Na exibição do Festival em São Paulo, Fábio levou o Divino para assistir à estreia, uma experiência que foi muito emocionante para ambos. “Ele ficou impressionado com tudo: a imagem projetada na tela grande, o público que assistiu ao filme junto com ele pela primeira vez, a grandeza do festival e o seu nome escrito no catálogo. Após tudo isso, ele começou a ter ideias para novos filmes”.

Técnicas do filme
Para o desenvolvimento do filme, Fábio optou por mesclar técnicas artesanais de animação, pois, além de serem sua especialidade, aproximam-se do universo do Divino. “O filme é composto basicamente de vídeos flipbooks (blocos com desenhos em sequência). Os flipbooks aparecem em forma de cadernos, animados quadro a quadro, mostrando a rotoscopia (desenhos feitos em cima dos quadros do filme) de um lado e o desenho animado do outro. Como o Divino é onipresente no curta, preferi colocá-lo desenhado nas cenas de animação. Foram feitos 12 desenhos por segundo de animação, totalizando mais de 1.500 desenhos”.

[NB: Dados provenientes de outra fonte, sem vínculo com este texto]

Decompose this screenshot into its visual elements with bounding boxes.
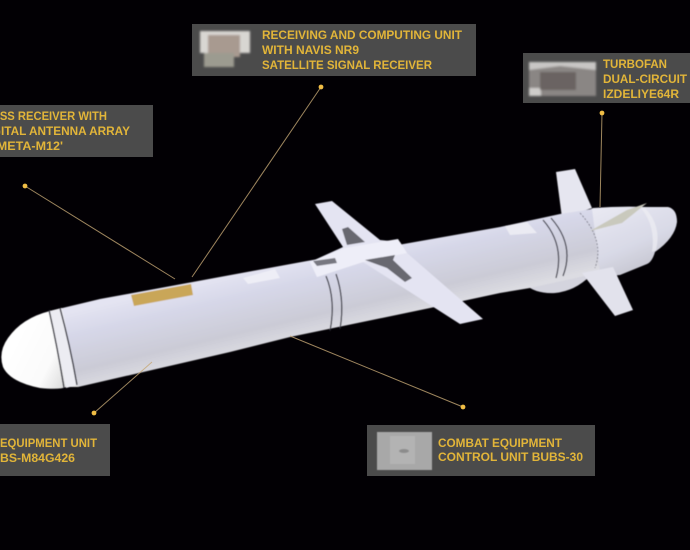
missile body	[50, 209, 600, 387]
gold panel	[131, 284, 193, 306]
panel: combat equipment control unit	[367, 425, 595, 476]
panel: turbofan	[523, 53, 690, 103]
label text: RECEIVING AND COMPUTING UNIT	[262, 28, 463, 42]
rear lower bulge	[525, 268, 590, 293]
highlight panel near tail	[505, 222, 537, 235]
small dark hatch	[313, 258, 337, 266]
tail collar highlight	[641, 208, 658, 252]
panel: GNSS receiver	[0, 105, 153, 157]
photo: turbofan engine	[529, 62, 596, 96]
nose rings	[49, 308, 77, 388]
label text	[603, 57, 688, 101]
label text: SATELLITE SIGNAL RECEIVER	[262, 58, 432, 72]
label text	[0, 436, 98, 465]
label text: TURBOFAN	[603, 57, 667, 71]
leader lines	[25, 87, 602, 413]
rear rings	[543, 218, 567, 278]
nose band	[50, 308, 78, 388]
panel: receiving and computing unit	[192, 24, 476, 76]
label text: IZDELIYE64R	[603, 87, 679, 101]
label text: BS-M84G426	[0, 451, 75, 465]
tail cone	[585, 207, 677, 278]
wing dark inset upper	[342, 227, 365, 245]
label text	[262, 28, 463, 72]
photo: computing unit	[200, 31, 250, 67]
missile	[1, 169, 677, 389]
marker dots	[23, 85, 604, 415]
label text: DUAL-CIRCUIT	[603, 72, 688, 86]
photo: control unit	[377, 432, 432, 470]
mid-body rings	[326, 274, 342, 331]
label text: WITH NAVIS NR9	[262, 43, 359, 57]
panel: equipment unit	[0, 424, 110, 476]
white hatch panel	[243, 269, 280, 284]
wing	[310, 201, 483, 324]
label text: COMBAT EQUIPMENT	[438, 436, 563, 450]
lower tail fin	[582, 267, 633, 316]
nose cone	[1, 308, 78, 389]
label text	[438, 436, 583, 464]
label text	[0, 109, 130, 153]
dashed rear ring	[580, 213, 598, 268]
side tail fin	[590, 203, 647, 231]
label text: CONTROL UNIT BUBS-30	[438, 450, 583, 464]
wing root plate	[310, 239, 407, 277]
top tail fin	[556, 169, 592, 218]
wing dark inset lower	[365, 255, 412, 282]
label text: EQUIPMENT UNIT	[0, 436, 98, 450]
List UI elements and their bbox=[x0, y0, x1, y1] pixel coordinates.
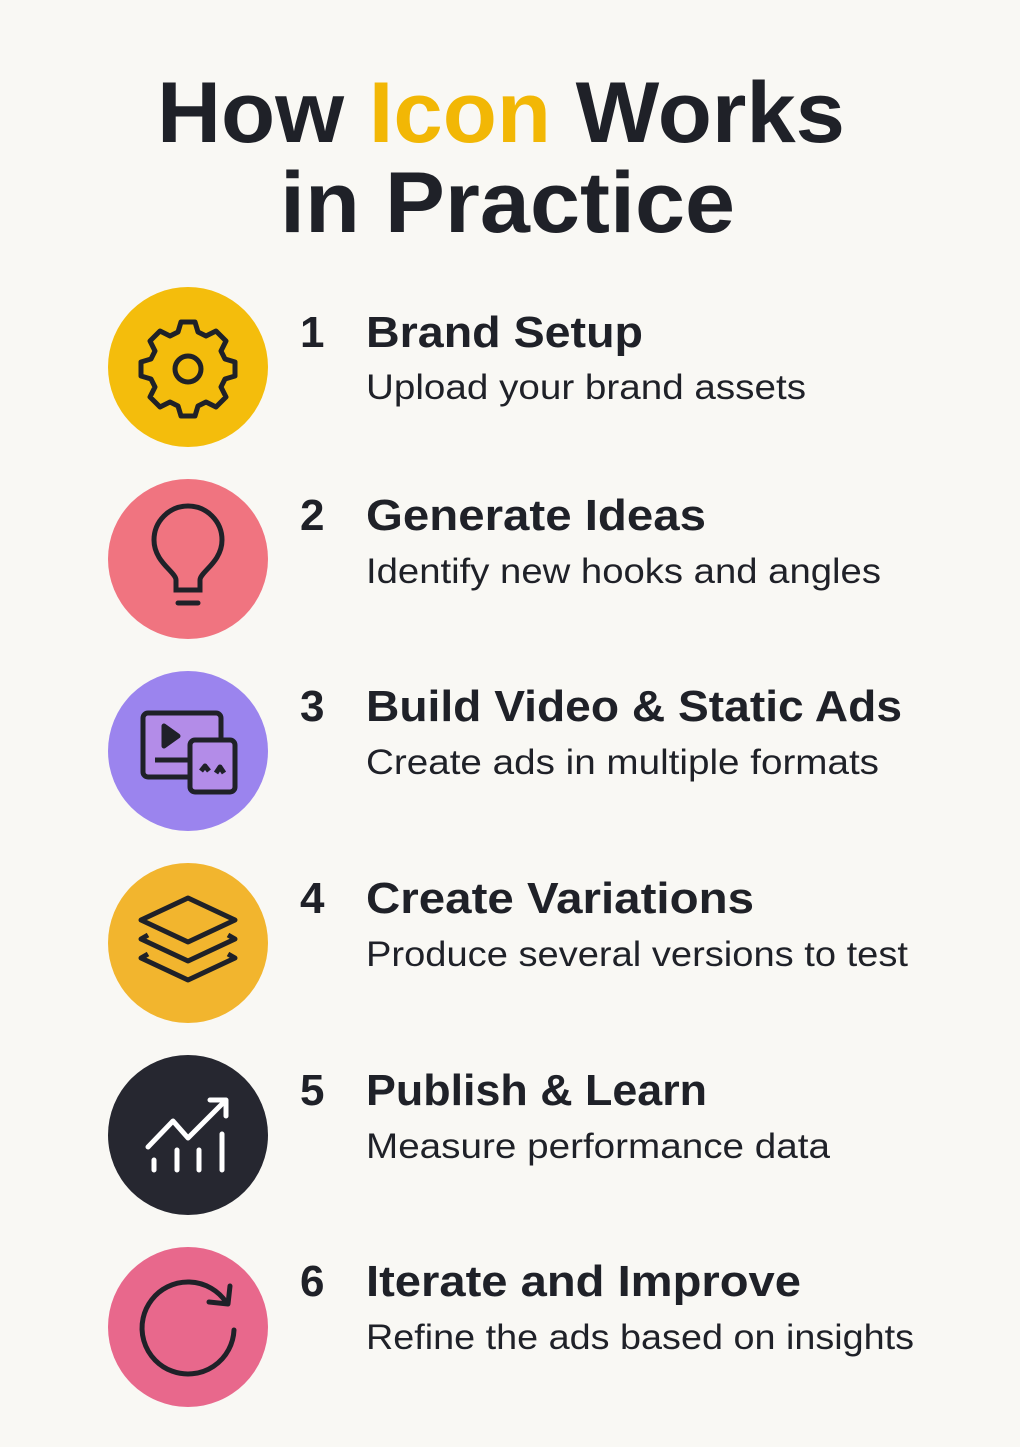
step 6: iterate and improve: Refine the ads based on insights bbox=[366, 1318, 914, 1357]
icon: video and static bbox=[143, 713, 235, 792]
step 5: publish and learn: Publish & Learn bbox=[366, 1066, 707, 1115]
step 2: generate ideas bbox=[108, 479, 881, 639]
step 5: publish and learn: Measure performance data bbox=[366, 1127, 831, 1166]
step 6: iterate and improve: Iterate and Improve bbox=[366, 1257, 801, 1306]
step 2: generate ideas: Identify new hooks and angles bbox=[366, 552, 881, 591]
step 3: build ads: 3 bbox=[300, 682, 324, 731]
step 1: brand setup bbox=[108, 287, 806, 447]
icon: growth chart bbox=[148, 1100, 226, 1170]
step 6: iterate and improve: 6 bbox=[300, 1257, 324, 1306]
step 1: brand setup: Upload your brand assets bbox=[366, 368, 806, 407]
icon: gear bbox=[141, 322, 235, 416]
step 5: publish and learn: 5 bbox=[300, 1066, 324, 1115]
step 6: iterate and improve bbox=[108, 1247, 914, 1407]
icon: refresh bbox=[142, 1282, 234, 1374]
step 2: generate ideas: Generate Ideas bbox=[366, 491, 706, 540]
title bbox=[157, 65, 845, 251]
title: in Practice bbox=[280, 155, 735, 251]
step 3: build ads bbox=[108, 671, 902, 831]
step 4: create variations: Create Variations bbox=[366, 874, 754, 923]
step 4: create variations: Produce several versions to test bbox=[366, 935, 908, 974]
step 5: publish and learn bbox=[108, 1055, 831, 1215]
step 2: generate ideas: 2 bbox=[300, 491, 324, 540]
icon: layers bbox=[141, 898, 235, 980]
step 4: create variations: 4 bbox=[300, 874, 325, 923]
step 1: brand setup: Brand Setup bbox=[366, 308, 643, 357]
icon: light bulb bbox=[154, 506, 222, 603]
step 3: build ads: Create ads in multiple formats bbox=[366, 743, 879, 782]
step 3: build ads: Build Video & Static Ads bbox=[366, 682, 902, 731]
title: How Icon Works bbox=[157, 65, 845, 161]
step 1: brand setup: 1 bbox=[300, 308, 324, 357]
step 4: create variations bbox=[108, 863, 908, 1023]
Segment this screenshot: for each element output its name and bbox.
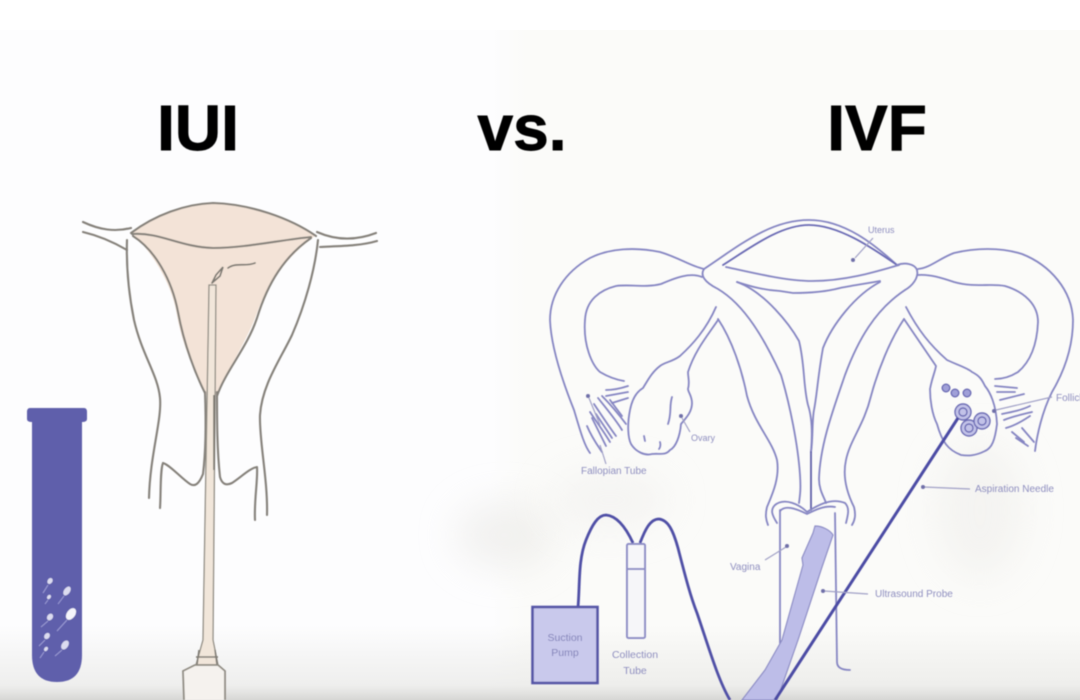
label: Ovary: Ovary <box>691 433 716 443</box>
left ovary <box>628 307 718 455</box>
uterus outline <box>127 203 318 520</box>
catheter <box>183 263 255 700</box>
suction tubing <box>578 515 730 700</box>
label: Ultrasound Probe <box>821 589 953 600</box>
suction pump: Pump <box>551 647 579 659</box>
label: Ultrasound Probe: Ultrasound Probe <box>875 589 953 600</box>
collection tube <box>627 544 645 638</box>
uterus body <box>703 220 917 525</box>
suction pump: Suction <box>547 632 583 644</box>
aspiration needle <box>775 418 958 700</box>
label: Aspiration Needle <box>921 484 1054 495</box>
label: Collection Tube: Collection <box>612 649 658 661</box>
label: Aspiration Needle: Aspiration Needle <box>975 484 1054 495</box>
title: vs.: vs. <box>478 92 566 164</box>
right ovary with follicles <box>904 307 997 456</box>
vagina walls <box>772 501 850 670</box>
fallopian tube stubs <box>83 222 377 250</box>
label: Uterus <box>851 225 895 262</box>
label: Uterus: Uterus <box>868 225 895 235</box>
icon: test tube with sperm <box>27 408 87 682</box>
label: Vagina: Vagina <box>730 562 761 573</box>
left fallopian tube <box>550 249 704 453</box>
title: IUI: IUI <box>157 92 239 164</box>
label: Fallopian Tube <box>581 394 647 477</box>
diagram: IVF reproductive anatomy <box>532 220 1080 700</box>
diagram: IUI uterus <box>83 203 377 700</box>
label: Fallopian Tube: Fallopian Tube <box>581 466 647 477</box>
label: Collection Tube: Tube <box>623 665 647 677</box>
label: Vagina <box>730 544 789 573</box>
label: Follicles <box>992 393 1080 413</box>
ultrasound probe <box>742 526 833 700</box>
label: Ovary <box>679 414 716 443</box>
uterine cavity fill <box>132 203 315 395</box>
suction pump <box>532 607 598 683</box>
left fimbriae <box>587 386 628 452</box>
right fallopian tube <box>918 249 1073 451</box>
label: Collection Tube <box>612 649 658 677</box>
right fimbriae <box>995 386 1034 446</box>
title: IVF: IVF <box>827 92 927 164</box>
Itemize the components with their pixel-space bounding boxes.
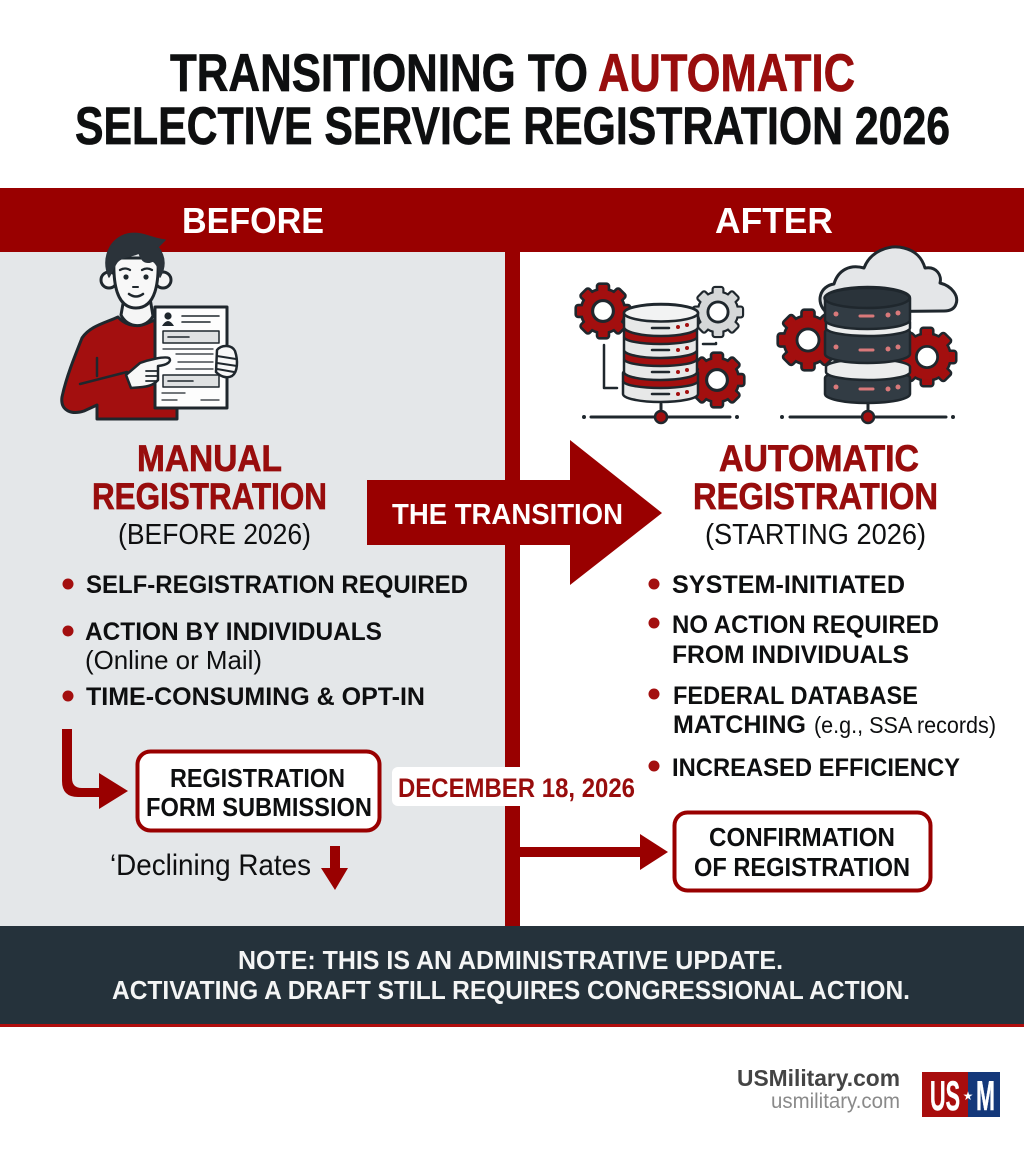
title: TRANSITIONING TO [170,44,588,103]
gear: red left [577,285,629,337]
gear: red right [899,329,955,385]
box: confirmation of registration [674,812,930,890]
note band: NOTE: THIS IS AN ADMINISTRATIVE UPDATE. [238,945,783,975]
logo: M [976,1072,995,1119]
heading: manual registration: REGISTRATION [92,476,327,517]
center divider [505,252,520,926]
footer brand text: usmilitary.com [771,1090,900,1113]
gear: red lower [691,354,743,406]
icon: server stack with gears [577,285,743,423]
footer brand text [737,1065,900,1113]
callout: date: DECEMBER 18, 2026 [398,773,635,803]
logo: US [930,1072,960,1119]
list: after bullets: MATCHING [673,711,806,739]
arrow: the transition [367,440,662,585]
icon: cloud database with gears [779,247,957,423]
box: confirmation of registration: CONFIRMATION [709,822,895,852]
list: after bullets: SYSTEM-INITIATED [672,571,905,599]
heading: automatic registration: (STARTING 2026) [705,519,926,551]
arrow: elbow to form submission [62,729,128,809]
arrow: to confirmation [520,834,668,870]
heading: automatic registration: AUTOMATIC [719,438,919,479]
list: after bullets: (e.g., SSA records) [814,712,996,738]
header band: BEFORE [182,200,324,241]
heading: automatic registration [693,438,938,551]
heading: manual registration [92,438,327,551]
header band [0,188,1024,252]
box: registration form submission [138,752,380,830]
header band: AFTER [715,200,833,241]
list: before bullets: SELF-REGISTRATION REQUIRED [86,571,468,599]
list: before bullets [62,571,468,711]
arrow: declining [321,846,348,890]
panel: before background [0,252,505,926]
gear: red left [779,311,837,369]
callout: date [392,767,640,806]
title [75,44,950,156]
icon: person holding form [62,233,237,419]
list: before bullets: TIME-CONSUMING & OPT-IN [86,683,425,711]
box: confirmation of registration: OF REGISTRATION [694,852,910,882]
list: before bullets: ACTION BY INDIVIDUALS [85,618,382,646]
heading: automatic registration: REGISTRATION [693,476,938,517]
note band: ACTIVATING A DRAFT STILL REQUIRES CONGRESSIONAL ACTION. [112,975,910,1005]
heading: manual registration: (BEFORE 2026) [118,519,311,551]
note band [0,926,1024,1027]
footer brand text: USMilitary.com [737,1065,900,1091]
arrow: the transition: THE TRANSITION [392,499,623,531]
text: declining rates: ‘Declining Rates [110,849,311,882]
list: after bullets: INCREASED EFFICIENCY [672,754,960,782]
title: AUTOMATIC [598,44,855,103]
box: registration form submission: REGISTRATION [170,763,345,793]
list: after bullets: FEDERAL DATABASE [673,682,918,710]
gear: gray [694,288,742,336]
logo: ★ [963,1089,973,1103]
heading: manual registration: MANUAL [137,438,282,479]
list: after bullets: FROM INDIVIDUALS [672,641,909,669]
box: registration form submission: FORM SUBMISSION [146,792,372,822]
list: after bullets: NO ACTION REQUIRED [672,611,939,639]
list: before bullets: (Online or Mail) [85,645,262,675]
list: after bullets [648,571,996,782]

 Uma das técnicas utilizadas no filme foi a rotoscopia, que são os desenhos feitos em cima de cada quadro
Uma das técnicas utilizadas no filme foi a rotoscopia, que são os desenhos feitos em cima de cada quadro

Já a os desenhos animados, que servem como legenda para os repentes, foram baseados no traço do próprio Divino. “Pedi para ele desenhar a sua família e o resultado foram bonequinhos de palito bastante simples, que serviram de modelo para os desenhos animados. Outra técnica utilizada foi o pixilation, que é a animação quadro a quadro com o próprio corpo”.

 Os desenhos feitos pelo próprio Divino serviram de base para ilustrar os seus repentes
Os desenhos feitos pelo próprio Divino serviram de base para ilustrar os seus repentes

Todo o processo levou quatro meses para ser feito, desde o primeiro desenho até a finalização. “Fizemos uma filmagem externa, animação dos cadernos em estúdio, montagem, composição de trilha, finalização de som e imagem. Foram meses intensos, dedicados somente ao curta, envolvendo cerca de 60 pessoas”, contou o diretor.